1. Field of the Invention
The present invention relates to a semiconductor process, and more particularly, to a method of fabricating interconnect.
2. Description of the Related Art
With the advance of semiconductor technology, the surface of a chip cannot provide sufficient area for fabricating a metal interconnect due to the device minimization and high integration density. In order to satisfy the area requirement of the metal interconnect after the device minimization, a multiple metal layer design has been developed.
In the prior art interconnect process, a dielectric layer is formed over the substrate with devices thereon. The dielectric layer can be, for example, a silicon oxide layer. An anisotropic etch process then is performed to form an opening in the dielectric layer. The bottom of the opening exposes a portion of the device or a portion of the dielectric layer, for example. A copper metal layer is formed over the substrate to fill the opening. An etch-back process, such as a chemical-mechanical polish (CMP), is performed to remove a portion of the copper metal layer so as to expose the surface of the dielectric layer.

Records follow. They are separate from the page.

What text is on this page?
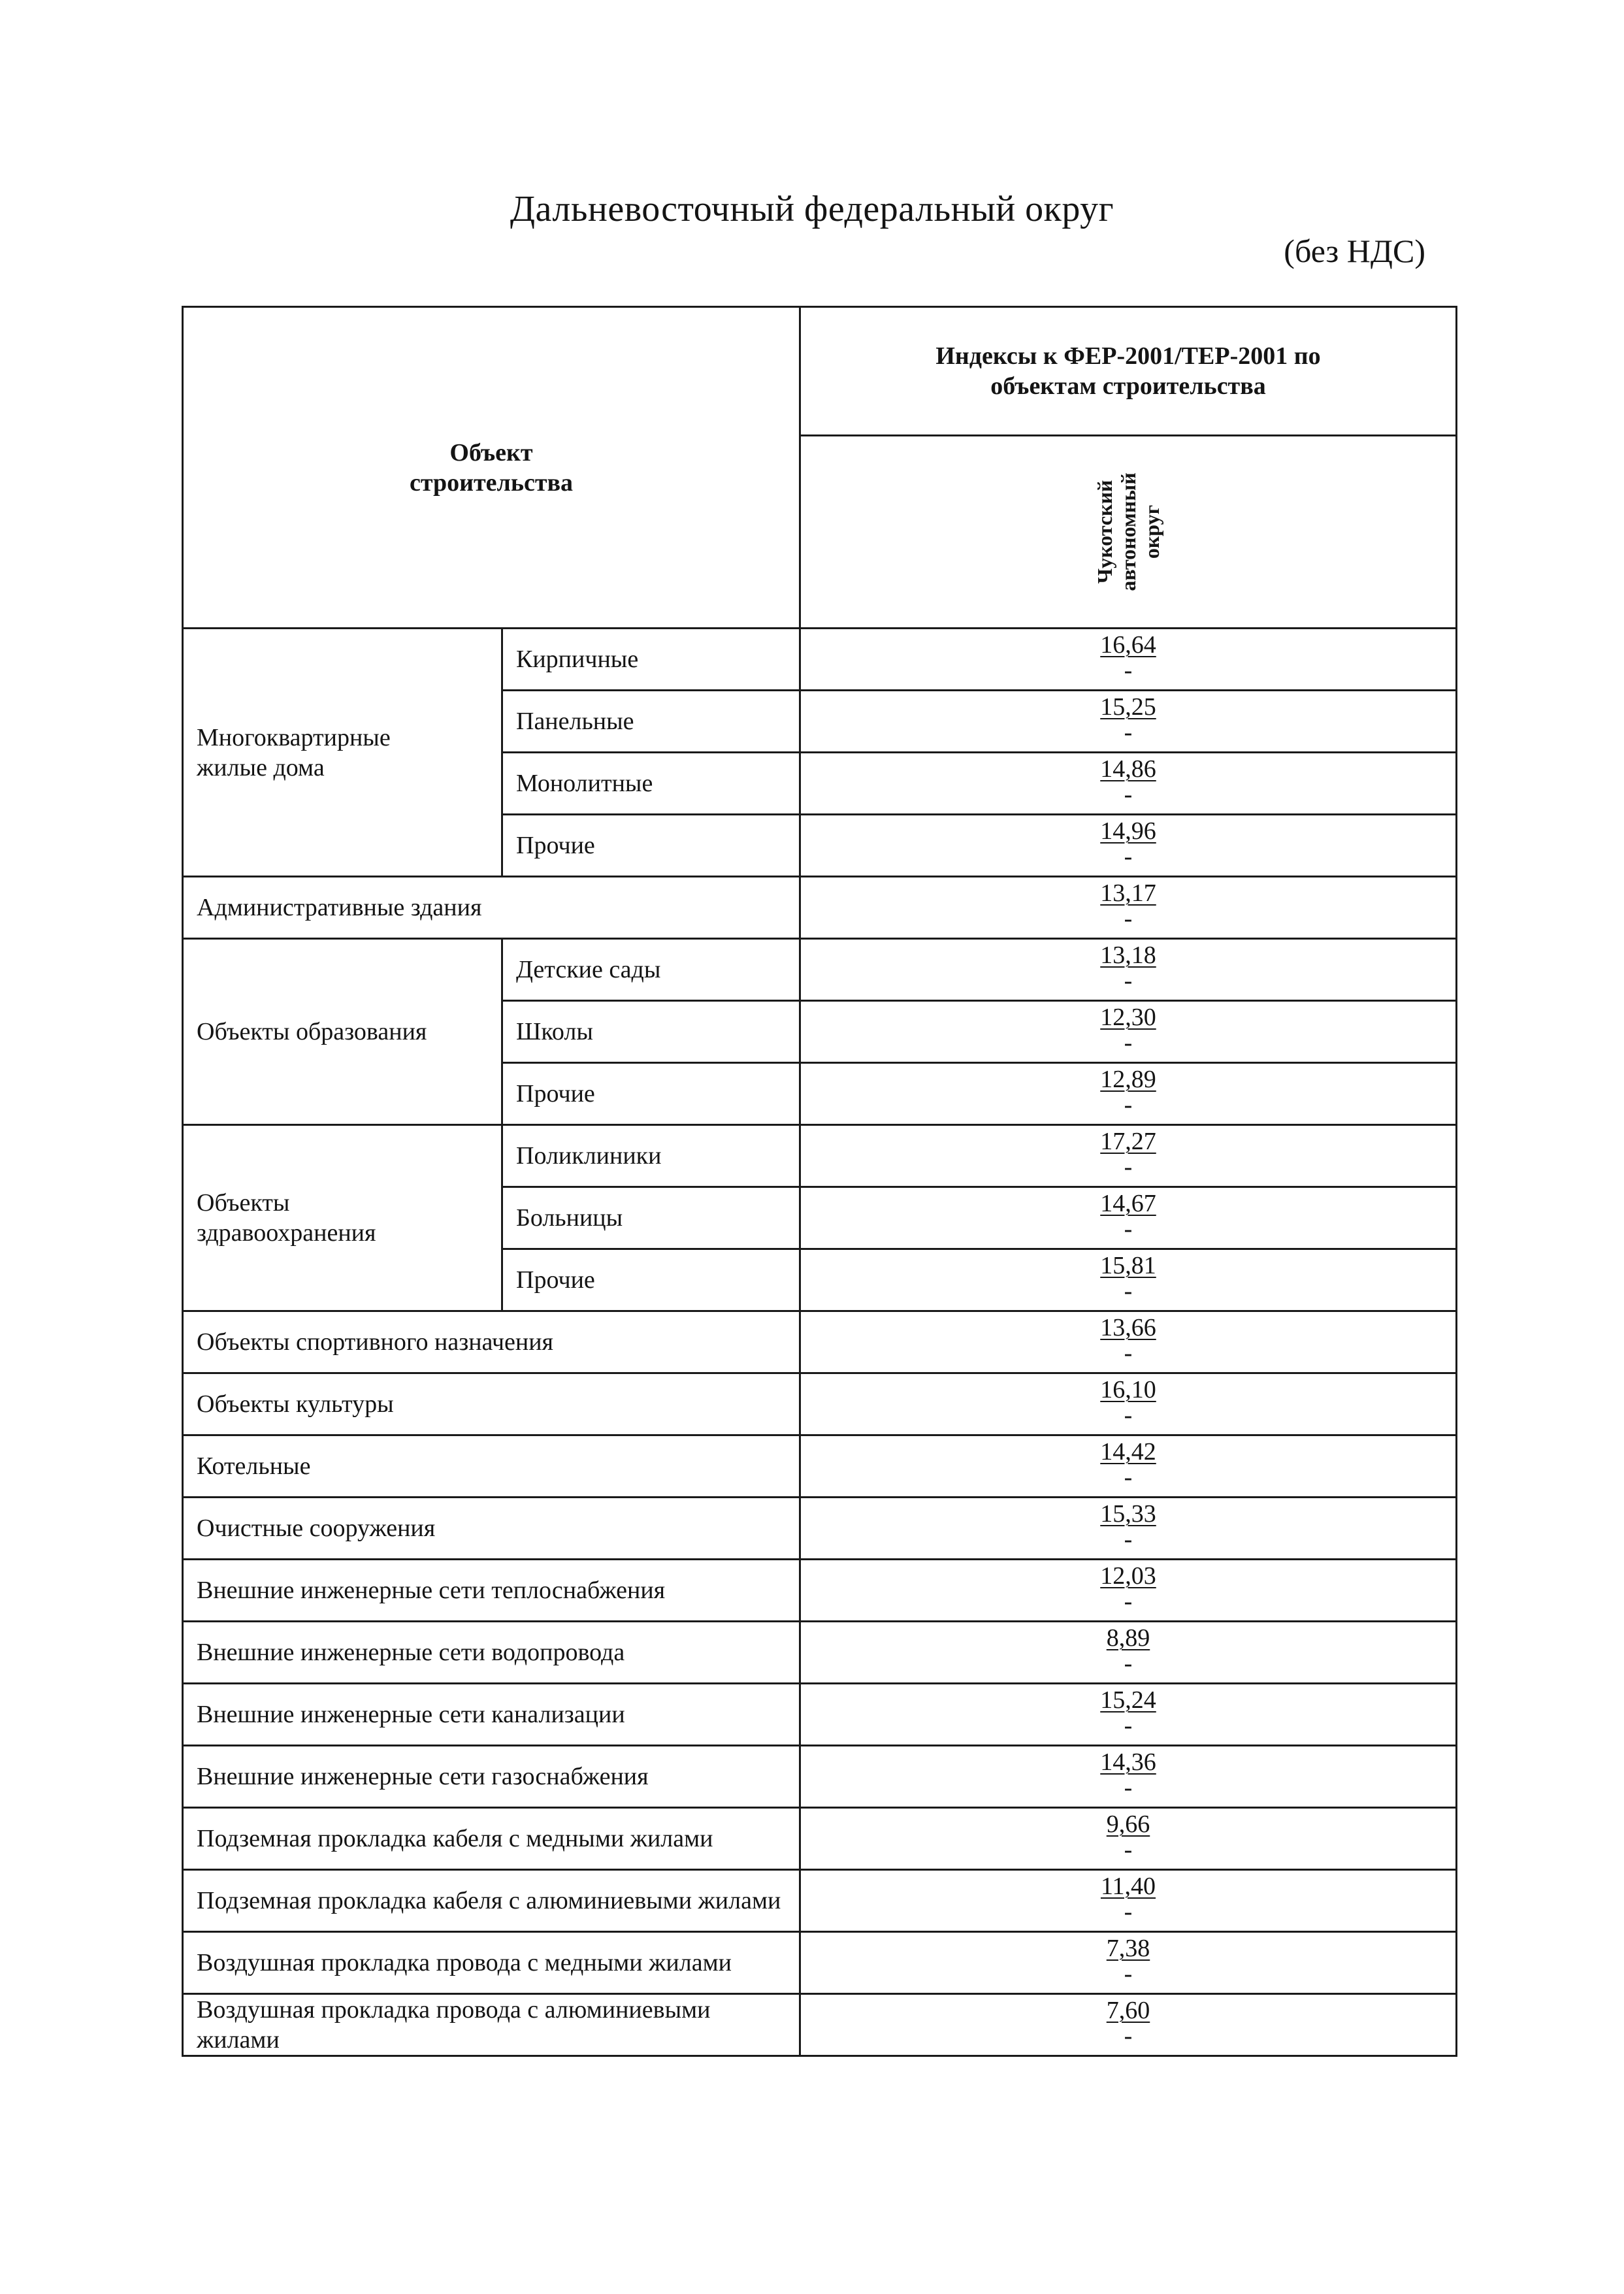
Дальневосточный федеральный округ
(без НДС)
Объект
строительства		Индексы к ФЕР-2001/ТЕР-2001 по объектам строительства

		Чукотский
автономный
округ

Многоквартирные жилые дома	Кирпичные	16,64
-

	Панельные	15,25
-

	Монолитные	14,86
-

	Прочие	14,96
-

Административные здания		13,17
-

Объекты образования	Детские сады	13,18
-

	Школы	12,30
-

	Прочие	12,89
-

Объекты здравоохранения	Поликлиники	17,27
-

	Больницы	14,67
-

	Прочие	15,81
-

Объекты спортивного назначения		13,66
-

Объекты культуры		16,10
-

Котельные		14,42
-

Очистные сооружения		15,33
-

Внешние инженерные сети теплоснабжения		12,03
-

Внешние инженерные сети водопровода		8,89
-

Внешние инженерные сети канализации		15,24
-

Внешние инженерные сети газоснабжения		14,36
-

Подземная прокладка кабеля с медными жилами		9,66
-

Подземная прокладка кабеля с алюминиевыми жилами		11,40
-

Воздушная прокладка провода с медными жилами		7,38
-

Воздушная прокладка провода с алюминиевыми жилами		7,60
-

However, there are some issues related to the interconnect process and structure. For example, the etch process described above not only planarizes the copper metal layer, but also removes a portion of the dielectric layer. That causes the damage to the surface of the dielectric layer. In addition, due to the surface damage of the dielectric layer, seams are likely formed in the subsequent dielectric barrier layer that affects process reliability.

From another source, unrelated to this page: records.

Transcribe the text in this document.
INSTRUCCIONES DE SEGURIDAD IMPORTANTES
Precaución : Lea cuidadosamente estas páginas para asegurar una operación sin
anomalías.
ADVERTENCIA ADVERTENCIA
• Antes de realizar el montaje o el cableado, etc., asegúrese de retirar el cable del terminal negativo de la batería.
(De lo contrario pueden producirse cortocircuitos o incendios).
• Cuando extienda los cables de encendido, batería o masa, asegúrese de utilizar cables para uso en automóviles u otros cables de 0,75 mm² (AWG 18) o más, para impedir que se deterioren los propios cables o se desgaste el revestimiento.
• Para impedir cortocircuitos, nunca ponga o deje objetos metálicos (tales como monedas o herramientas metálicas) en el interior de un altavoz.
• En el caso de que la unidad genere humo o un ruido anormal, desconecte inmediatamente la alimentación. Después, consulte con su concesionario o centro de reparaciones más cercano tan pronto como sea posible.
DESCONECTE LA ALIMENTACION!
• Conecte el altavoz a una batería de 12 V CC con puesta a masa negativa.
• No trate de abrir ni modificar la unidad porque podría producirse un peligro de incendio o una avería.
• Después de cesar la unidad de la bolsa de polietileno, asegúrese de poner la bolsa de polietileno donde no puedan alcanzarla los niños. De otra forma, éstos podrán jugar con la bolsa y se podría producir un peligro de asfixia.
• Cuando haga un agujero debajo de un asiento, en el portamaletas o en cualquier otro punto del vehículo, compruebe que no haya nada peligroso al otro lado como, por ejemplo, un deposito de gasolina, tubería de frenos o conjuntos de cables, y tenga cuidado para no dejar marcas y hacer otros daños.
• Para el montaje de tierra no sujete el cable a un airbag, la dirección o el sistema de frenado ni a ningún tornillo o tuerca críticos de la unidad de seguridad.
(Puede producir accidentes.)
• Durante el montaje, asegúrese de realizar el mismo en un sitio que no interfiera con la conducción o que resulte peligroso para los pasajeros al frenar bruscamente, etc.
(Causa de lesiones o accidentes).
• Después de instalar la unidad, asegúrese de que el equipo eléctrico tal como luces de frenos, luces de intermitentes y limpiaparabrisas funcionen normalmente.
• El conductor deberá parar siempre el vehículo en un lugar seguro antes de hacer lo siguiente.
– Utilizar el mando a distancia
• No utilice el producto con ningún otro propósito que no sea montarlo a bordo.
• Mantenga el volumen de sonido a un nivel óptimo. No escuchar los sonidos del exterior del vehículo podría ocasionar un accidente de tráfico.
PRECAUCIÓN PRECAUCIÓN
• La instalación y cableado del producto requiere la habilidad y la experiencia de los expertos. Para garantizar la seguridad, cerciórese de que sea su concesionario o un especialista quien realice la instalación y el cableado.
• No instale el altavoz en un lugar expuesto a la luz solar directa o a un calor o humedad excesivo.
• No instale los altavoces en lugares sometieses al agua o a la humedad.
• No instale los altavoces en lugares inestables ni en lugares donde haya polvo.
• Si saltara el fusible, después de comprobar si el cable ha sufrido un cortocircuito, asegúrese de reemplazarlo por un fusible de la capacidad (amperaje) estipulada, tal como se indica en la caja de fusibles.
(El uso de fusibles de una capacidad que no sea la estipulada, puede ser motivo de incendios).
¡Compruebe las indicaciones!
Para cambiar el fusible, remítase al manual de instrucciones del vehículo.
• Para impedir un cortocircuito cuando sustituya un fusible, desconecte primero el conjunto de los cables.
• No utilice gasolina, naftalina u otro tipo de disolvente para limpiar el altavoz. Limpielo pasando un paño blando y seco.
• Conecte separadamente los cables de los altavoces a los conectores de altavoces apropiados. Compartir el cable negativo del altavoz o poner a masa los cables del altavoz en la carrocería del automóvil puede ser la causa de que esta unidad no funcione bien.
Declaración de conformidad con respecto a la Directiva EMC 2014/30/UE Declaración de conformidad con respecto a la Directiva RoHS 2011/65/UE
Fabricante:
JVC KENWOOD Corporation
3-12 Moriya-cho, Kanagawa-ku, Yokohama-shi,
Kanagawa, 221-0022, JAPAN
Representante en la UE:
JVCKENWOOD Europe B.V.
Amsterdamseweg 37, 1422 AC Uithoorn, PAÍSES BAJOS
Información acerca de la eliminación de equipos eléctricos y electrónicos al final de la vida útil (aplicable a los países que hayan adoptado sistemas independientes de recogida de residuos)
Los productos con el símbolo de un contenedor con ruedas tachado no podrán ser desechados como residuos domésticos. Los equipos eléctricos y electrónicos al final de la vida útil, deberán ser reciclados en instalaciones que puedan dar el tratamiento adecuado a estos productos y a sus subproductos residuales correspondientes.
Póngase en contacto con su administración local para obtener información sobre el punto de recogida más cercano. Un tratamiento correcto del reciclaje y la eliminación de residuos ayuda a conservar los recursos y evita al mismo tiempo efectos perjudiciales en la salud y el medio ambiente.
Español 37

In order to overcome the issues described above, in a prior art method of fabricating interconnect, an etch-back process is performed to the dielectric layer after the formation of the interconnect structure. The etch-back process removes the damaged surface of the dielectric layer. A low-k dielectric layer then is deposited. Another etch-back process is performed to the low-k dielectric layer. This method can diminish the surface damage of the dielectric layer and reduce the impact to the subsequent process. During the etch-back process to the dielectric layer, the surface of the copper metal layer, however, is damaged.

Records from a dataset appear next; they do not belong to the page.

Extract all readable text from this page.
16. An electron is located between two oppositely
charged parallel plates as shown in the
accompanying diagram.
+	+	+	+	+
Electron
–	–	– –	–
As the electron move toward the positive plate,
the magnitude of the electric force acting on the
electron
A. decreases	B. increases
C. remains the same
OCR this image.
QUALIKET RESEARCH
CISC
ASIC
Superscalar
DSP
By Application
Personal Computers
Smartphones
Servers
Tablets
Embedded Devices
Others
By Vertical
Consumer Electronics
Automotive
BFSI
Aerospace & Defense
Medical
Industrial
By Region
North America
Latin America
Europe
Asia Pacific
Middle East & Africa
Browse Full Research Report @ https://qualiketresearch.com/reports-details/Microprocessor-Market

U.S. Pat. No. 6,413,854B1 discloses a method of fabricating a multi-layer structure. A material layer is formed on a metal layer of an interconnect structure by an electroless plating process. The surface of the metal layer, which is subject to the damage in the subsequent etch process to the dielectric layer, can be protected. U.S. Pat. No. 6,551,924B1 discloses an etch process of a dielectric layer after a metallization process. A protection layer is formed on the metal layer by a plasma etch process. In addition, a portion of the dielectric layer is etched as well. “Successful Dual Damascene Integration of Extreme Low k Materials (k<2.0) Using a Novel Gap Fill Based Integration Scheme”, published in IEEE IEDM, S. Nitta et al., 2004, discloses a method of fabricating an interconnect with the etch-back/gap-fill (EBGF) process to a dielectric layer. While a CMP process planarizes a refilled dielectric layer, a cap layer is formed on the metal layer to protect the surface of the metal layer from damage.